Yes, church planting has erupted in the last decade. When people get ahold of the gospel, and the gospel gets ahold of them, they are emboldened toward work and to risk in the service of King Jesus. Off the top of my head I can list several church planting networks that has been birthed out of this new reformed movement: Acts 29, Grace Advance, Sojourn, Sovereign Grace, Summit, Pacific Church Network. We don’t align with all of these networks on every doctrinal point, but they are undeniably one of the results of the resuscitation of reformed doctrine.

The impact on our church

Many of the men who serve in our church have been caught up into this outpouring of God’s grace. Peruse the bookshelves in our offices and you’ll find Packer’s Knowing God and his Evangelism and the Sovereignty of God. For most of us, you’ll see a collection of R.C. Sproul’s works, including The Holiness of God and Chosen by God. We all have an entire shelf’s worth of Macarthur works-- his commentaries, Bible studies, and some of his landmark titles like The Gospel According to Jesus and Unashamed of the Gospel. For some of us, it was John Piper’s Desiring God or The Pleasures of God or Let the Nations Be Glad that fueled us to give our lives to serve in the ways we have. In other words, though whatever revival may be taking place is from God’s hand, the men he has used to bring about this resurgence in our time are the very ones we’ve learned from, been shaped by, and owe our ministries to. That is to say, our church and ministry has been profoundly shaped by the recent retrieval of reformed theology.

In our church, before Pastor Jordan there was Pastor John, who rigorously and unrelentingly preached God’s Word to our congregation for thirty years, championing the cause of biblical centrality. His ministry established a Scriptural foundation stable enough to support a faithful transition to a new pastor. The baton was passed to Jordan, and under his leadership God has assembled an company of like-minded and gifted men. As a pastor-friend who serves at a different church in our community once said, we enjoy an “embarrassment of riches” here at Grace. Indeed, God has been good.

In light of the blessings we’ve enjoyed and the grace we’ve experienced, our desire is to continue the advance of the gospel. Our desire isn’t necessarily to plant or revitalize churches. Rather, our aim is to train up men who can be faithful to train more men who will train others also (2 Tim. 2:2). These men, we pray, caught up in the plan of God and the mission of the church, will be sent to a variety of places: overseas missions, established churches, new locations where church plants are needed, and, as we’ve been experiencing over the last couple months, to church revitalization projects.

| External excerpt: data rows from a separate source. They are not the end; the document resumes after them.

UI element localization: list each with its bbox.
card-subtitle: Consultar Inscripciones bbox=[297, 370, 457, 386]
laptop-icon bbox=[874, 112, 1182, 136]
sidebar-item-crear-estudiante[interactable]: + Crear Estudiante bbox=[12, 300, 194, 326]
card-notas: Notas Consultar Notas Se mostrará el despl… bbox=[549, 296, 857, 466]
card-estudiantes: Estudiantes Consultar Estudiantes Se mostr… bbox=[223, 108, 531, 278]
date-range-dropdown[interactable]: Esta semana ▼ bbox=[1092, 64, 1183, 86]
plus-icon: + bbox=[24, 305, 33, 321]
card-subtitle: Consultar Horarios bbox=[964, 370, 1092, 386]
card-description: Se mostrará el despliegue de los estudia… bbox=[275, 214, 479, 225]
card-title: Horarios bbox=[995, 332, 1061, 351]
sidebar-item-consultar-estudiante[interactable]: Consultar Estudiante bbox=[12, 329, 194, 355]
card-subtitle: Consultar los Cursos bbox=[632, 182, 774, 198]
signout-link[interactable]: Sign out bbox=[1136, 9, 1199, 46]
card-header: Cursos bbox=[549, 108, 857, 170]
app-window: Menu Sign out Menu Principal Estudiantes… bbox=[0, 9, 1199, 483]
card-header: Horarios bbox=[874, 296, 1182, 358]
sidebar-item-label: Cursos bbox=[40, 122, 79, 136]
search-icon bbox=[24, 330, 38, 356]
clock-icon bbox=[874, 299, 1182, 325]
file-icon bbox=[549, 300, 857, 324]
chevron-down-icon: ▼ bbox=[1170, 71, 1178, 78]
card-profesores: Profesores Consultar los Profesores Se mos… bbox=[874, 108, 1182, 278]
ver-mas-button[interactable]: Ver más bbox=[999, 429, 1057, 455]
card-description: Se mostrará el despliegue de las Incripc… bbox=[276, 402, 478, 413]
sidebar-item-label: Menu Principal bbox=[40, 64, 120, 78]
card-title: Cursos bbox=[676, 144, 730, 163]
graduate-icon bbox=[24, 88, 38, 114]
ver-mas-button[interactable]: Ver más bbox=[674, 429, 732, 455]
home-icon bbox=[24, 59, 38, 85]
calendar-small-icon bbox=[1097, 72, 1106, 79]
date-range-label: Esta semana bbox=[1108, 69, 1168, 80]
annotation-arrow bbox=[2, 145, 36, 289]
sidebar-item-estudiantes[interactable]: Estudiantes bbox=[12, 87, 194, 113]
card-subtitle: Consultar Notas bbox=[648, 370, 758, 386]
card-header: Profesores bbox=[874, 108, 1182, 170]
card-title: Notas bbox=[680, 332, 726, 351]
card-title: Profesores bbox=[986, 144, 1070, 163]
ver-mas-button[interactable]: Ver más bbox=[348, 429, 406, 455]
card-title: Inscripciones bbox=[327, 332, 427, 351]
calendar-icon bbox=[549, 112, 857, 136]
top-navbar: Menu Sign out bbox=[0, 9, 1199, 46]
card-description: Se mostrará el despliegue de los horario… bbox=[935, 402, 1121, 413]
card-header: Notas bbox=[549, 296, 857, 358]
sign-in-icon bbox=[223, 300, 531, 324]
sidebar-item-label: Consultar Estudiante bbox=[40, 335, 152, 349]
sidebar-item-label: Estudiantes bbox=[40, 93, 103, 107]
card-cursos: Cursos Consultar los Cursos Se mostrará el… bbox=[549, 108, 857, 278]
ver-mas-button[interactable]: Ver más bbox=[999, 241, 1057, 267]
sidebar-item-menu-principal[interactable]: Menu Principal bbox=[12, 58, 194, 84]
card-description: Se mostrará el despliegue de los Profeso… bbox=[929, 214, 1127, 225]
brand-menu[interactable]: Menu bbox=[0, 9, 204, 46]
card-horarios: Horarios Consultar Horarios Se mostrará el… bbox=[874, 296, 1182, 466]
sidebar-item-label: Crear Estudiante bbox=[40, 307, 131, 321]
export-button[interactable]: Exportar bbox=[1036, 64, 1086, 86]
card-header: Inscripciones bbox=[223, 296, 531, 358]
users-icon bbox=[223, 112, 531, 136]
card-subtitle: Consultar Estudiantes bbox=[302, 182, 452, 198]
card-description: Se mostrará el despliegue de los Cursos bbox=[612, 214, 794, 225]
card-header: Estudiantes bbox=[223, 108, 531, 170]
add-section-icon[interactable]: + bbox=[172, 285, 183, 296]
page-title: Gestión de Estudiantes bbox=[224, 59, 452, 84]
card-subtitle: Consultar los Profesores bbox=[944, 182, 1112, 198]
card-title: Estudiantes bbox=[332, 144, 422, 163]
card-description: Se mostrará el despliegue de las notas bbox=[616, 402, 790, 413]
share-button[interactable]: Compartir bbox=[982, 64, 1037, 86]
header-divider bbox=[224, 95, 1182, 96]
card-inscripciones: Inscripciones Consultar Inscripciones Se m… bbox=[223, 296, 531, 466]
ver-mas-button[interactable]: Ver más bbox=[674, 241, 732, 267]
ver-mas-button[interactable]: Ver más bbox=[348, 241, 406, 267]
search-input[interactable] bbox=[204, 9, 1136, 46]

As we reflect on the church revitalization in Rancho, let’s remember that Jesus is building his church. It is easy to look around at the state of the American church and despair. Some of the critiques of modern American evangelicalism are well-deserved. Too many churches have traded the transcendence of God for pragmatism, convenience, and entertainment. Others have blemished the name of Christ by moral failure and scandal. Outside the church the temperature rises. American politics and policies continually remind us of their bankruptcy. Hollywood is a trainwreck. All of this is sad. What we must not forget is this: that the church, in many places, is surging. The gospel is moving. The church is advancing.

A small part of the larger story

What we are hoping to do in Rancho is a small paragraph in a larger story; one that has its roots in an ancient promise to Adam about a Man crushing a serpent, a story where weak people slay giants and desert nomads defeat Egypt’s armies. This is the Great Story we have been written into, not by our choice but by our Author’s; and to appear in print, even as a footnote, as a servant of the Great Hero, the Great God-Man, the Lamb who was Slain, is a man’s highest calling.

Jesus is building his church. We all have been swept into this incredible plan for such a time as this. And we have work to do.